Using the Dart intl tools

Before building an API using the Dart intl package you’ll want to review the intl package’s documentation. Here’s a summary of the process for localizing an app that depends on the intl package.

The demo app depends on a generated source file called l10n/messages_all.dart, which defines all of the localizable strings used by the app.

Rebuilding l10n/messages_all.dart requires two steps.

  1. With the app’s root directory as the current directory, generate l10n/intl_messages.arb from lib/main.dart:

    $ flutter pub run intl_translation:extract_to_arb --output-dir=lib/l10n lib/main.dart
    

    The intl_messages.arb file is a JSON format map with one entry for each Intl.message() function defined in main.dart. This file serves as a template for the English and Spanish translations, intl_en.arb and intl_es.arb. These translations are created by you, the developer.
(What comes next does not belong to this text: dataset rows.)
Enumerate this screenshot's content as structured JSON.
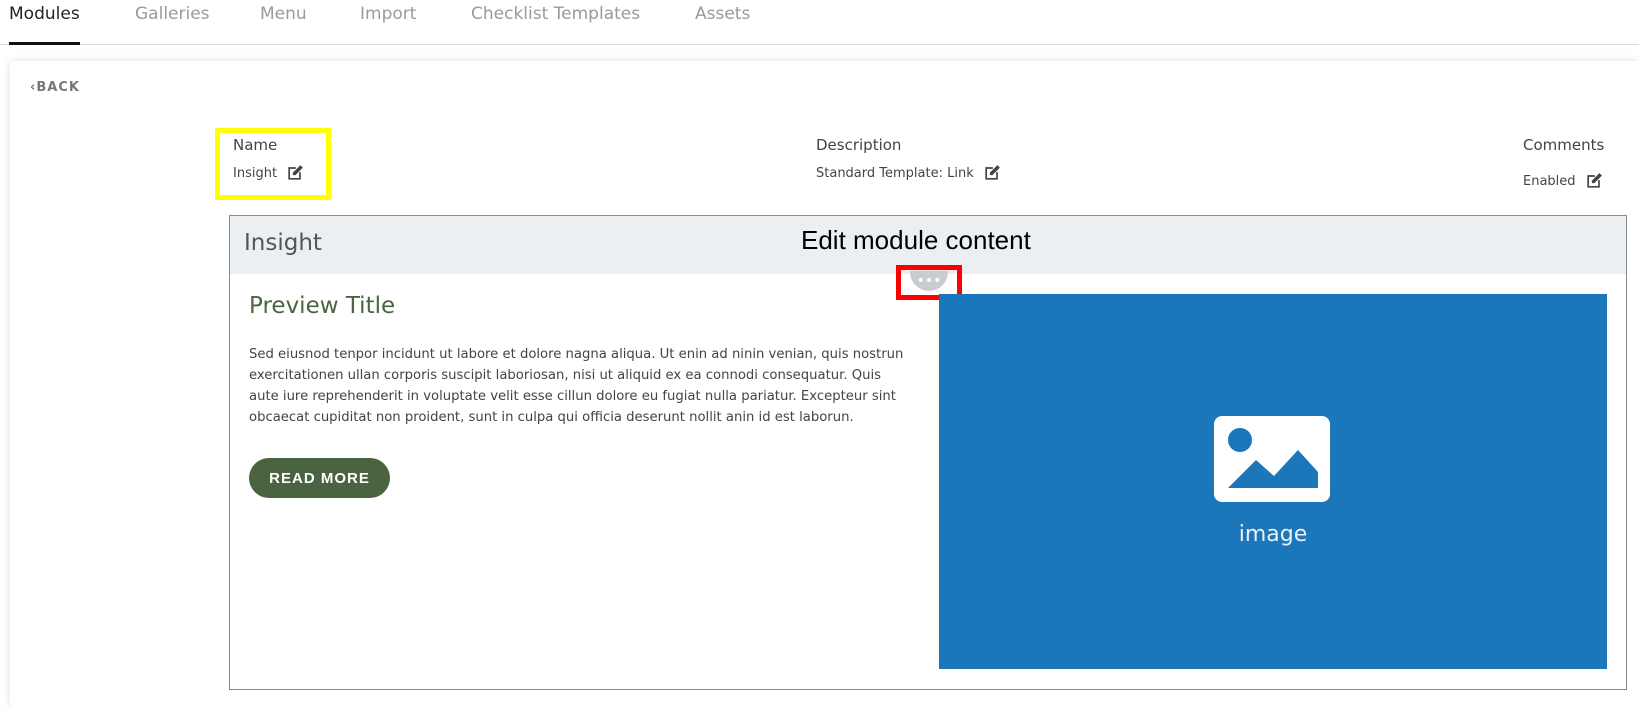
{
  "tabs": [
    {
      "label": "Modules",
      "active": true
    },
    {
      "label": "Galleries",
      "active": false
    },
    {
      "label": "Menu",
      "active": false
    },
    {
      "label": "Import",
      "active": false
    },
    {
      "label": "Checklist Templates",
      "active": false
    },
    {
      "label": "Assets",
      "active": false
    }
  ],
  "back_label": "BACK",
  "fields": {
    "name": {
      "label": "Name",
      "value": "Insight"
    },
    "description": {
      "label": "Description",
      "value": "Standard Template: Link"
    },
    "comments": {
      "label": "Comments",
      "value": "Enabled"
    }
  },
  "card": {
    "title": "Insight",
    "annotation": "Edit module content",
    "more_icon": "ellipsis-icon",
    "preview_title": "Preview Title",
    "preview_body": "Sed eiusnod tenpor incidunt ut labore et dolore nagna aliqua. Ut enin ad ninin venian, quis nostrun exercitationen ullan corporis suscipit laboriosan, nisi ut aliquid ex ea connodi consequatur. Quis aute iure reprehenderit in voluptate velit esse cillun dolore eu fugiat nulla pariatur. Excepteur sint obcaecat cupiditat non proident, sunt in culpa qui officia deserunt nollit anin id est laborun.",
    "read_more_label": "READ MORE",
    "image_label": "image"
  },
  "colors": {
    "accent_green": "#4b6340",
    "image_blue": "#1b77b9",
    "highlight_yellow": "#ffff00",
    "highlight_red": "#ff0000"
  }
}
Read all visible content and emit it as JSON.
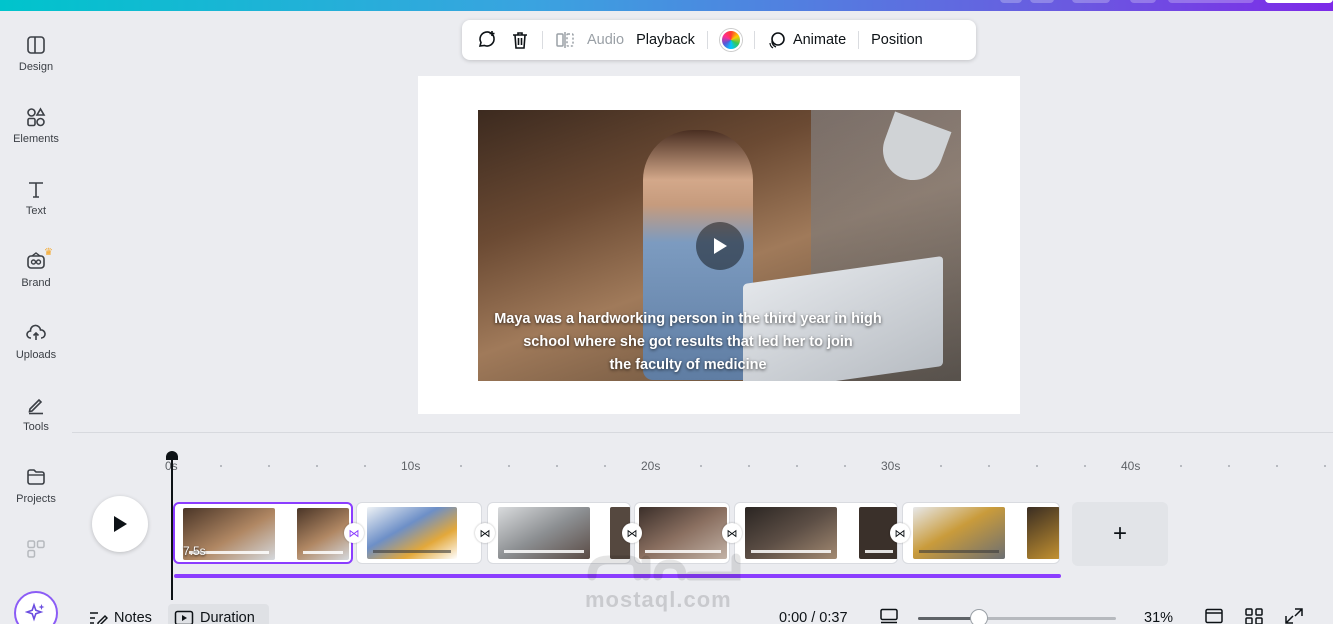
{
  "sidebar": {
    "items": [
      {
        "label": "Design",
        "icon": "design-icon"
      },
      {
        "label": "Elements",
        "icon": "elements-icon"
      },
      {
        "label": "Text",
        "icon": "text-icon"
      },
      {
        "label": "Brand",
        "icon": "brand-icon"
      },
      {
        "label": "Uploads",
        "icon": "uploads-icon"
      },
      {
        "label": "Tools",
        "icon": "tools-icon"
      },
      {
        "label": "Projects",
        "icon": "projects-icon"
      }
    ]
  },
  "toolbar": {
    "audio_label": "Audio",
    "playback_label": "Playback",
    "animate_label": "Animate",
    "position_label": "Position"
  },
  "canvas": {
    "caption_line1": "Maya was a hardworking person in the third year in high",
    "caption_line2": "school where she got results that led her to join",
    "caption_line3": "the faculty of medicine"
  },
  "timeline": {
    "ruler": [
      "0s",
      "10s",
      "20s",
      "30s",
      "40s"
    ],
    "first_clip_duration": "7.5s",
    "audio_track_color": "#8b3dff",
    "add_label": "+"
  },
  "watermark": {
    "text": "mostaql.com"
  },
  "bottom_bar": {
    "notes_label": "Notes",
    "duration_label": "Duration",
    "time": "0:00 / 0:37",
    "zoom_value": 0.31,
    "zoom_label": "31%"
  },
  "colors": {
    "accent": "#8b3dff",
    "background": "#ebecf0"
  }
}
  2. With the app’s root directory as the current directory, generate intl_messages_<locale>.dart for each intl_<locale>.arb file and intl_messages_all.dart, which imports all of the messages files:

    $ flutter pub run intl_translation:generate_from_arb \
        --output-dir=lib/l10n --no-use-deferred-loading \
        lib/main.dart lib/l10n/intl_*.arb
    

    Windows does not support file name wildcarding. Instead, list the .arb files that were generated by the intl_translation:extract_to_arb command.
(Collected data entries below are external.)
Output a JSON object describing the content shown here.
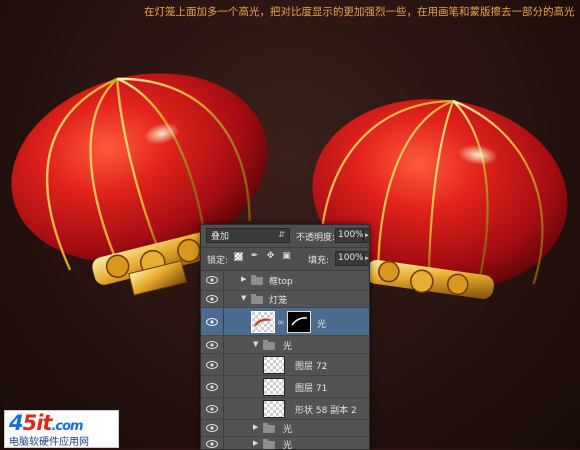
{
  "caption": "在灯笼上面加多一个高光，把对比度显示的更加强烈一些，在用画笔和蒙版擦去一部分的高光",
  "layers_panel": {
    "blend_mode": "叠加",
    "opacity_label": "不透明度:",
    "opacity_value": "100%",
    "lock_label": "锁定:",
    "fill_label": "填充:",
    "fill_value": "100%",
    "layers": [
      {
        "name": "框top",
        "kind": "group",
        "expanded": false,
        "indent": 0
      },
      {
        "name": "灯笼",
        "kind": "group",
        "expanded": true,
        "indent": 0
      },
      {
        "name": "光",
        "kind": "layer-with-mask",
        "selected": true,
        "indent": 1
      },
      {
        "name": "光",
        "kind": "group",
        "expanded": true,
        "indent": 1
      },
      {
        "name": "图层 72",
        "kind": "layer",
        "indent": 2
      },
      {
        "name": "图层 71",
        "kind": "layer",
        "indent": 2
      },
      {
        "name": "形状 58 副本 2",
        "kind": "layer",
        "indent": 2
      },
      {
        "name": "光",
        "kind": "group",
        "expanded": false,
        "indent": 1
      },
      {
        "name": "光",
        "kind": "group",
        "expanded": false,
        "indent": 1
      }
    ]
  },
  "watermark": {
    "brand_prefix": "4",
    "brand_main": "5it",
    "brand_suffix": ".com",
    "tagline": "电脑软硬件应用网"
  },
  "colors": {
    "caption": "#e6a548",
    "lantern_red": "#c0141a",
    "gold": "#f2c24a",
    "panel_bg": "#535353",
    "selected_layer": "#4b6b8f"
  }
}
    $ flutter pub run intl_translation:generate_from_arb \
        --output-dir=lib/l10n --no-use-deferred-loading \
        lib/main.dart \
        lib/l10n/intl_en.arb lib/l10n/intl_fr.arb lib/l10n/intl_messages.arb
    

    The DemoLocalizations class uses the generated initializeMessages() function (defined in intl_messages_all.dart) to load the localized messages and Intl.message() to look them up.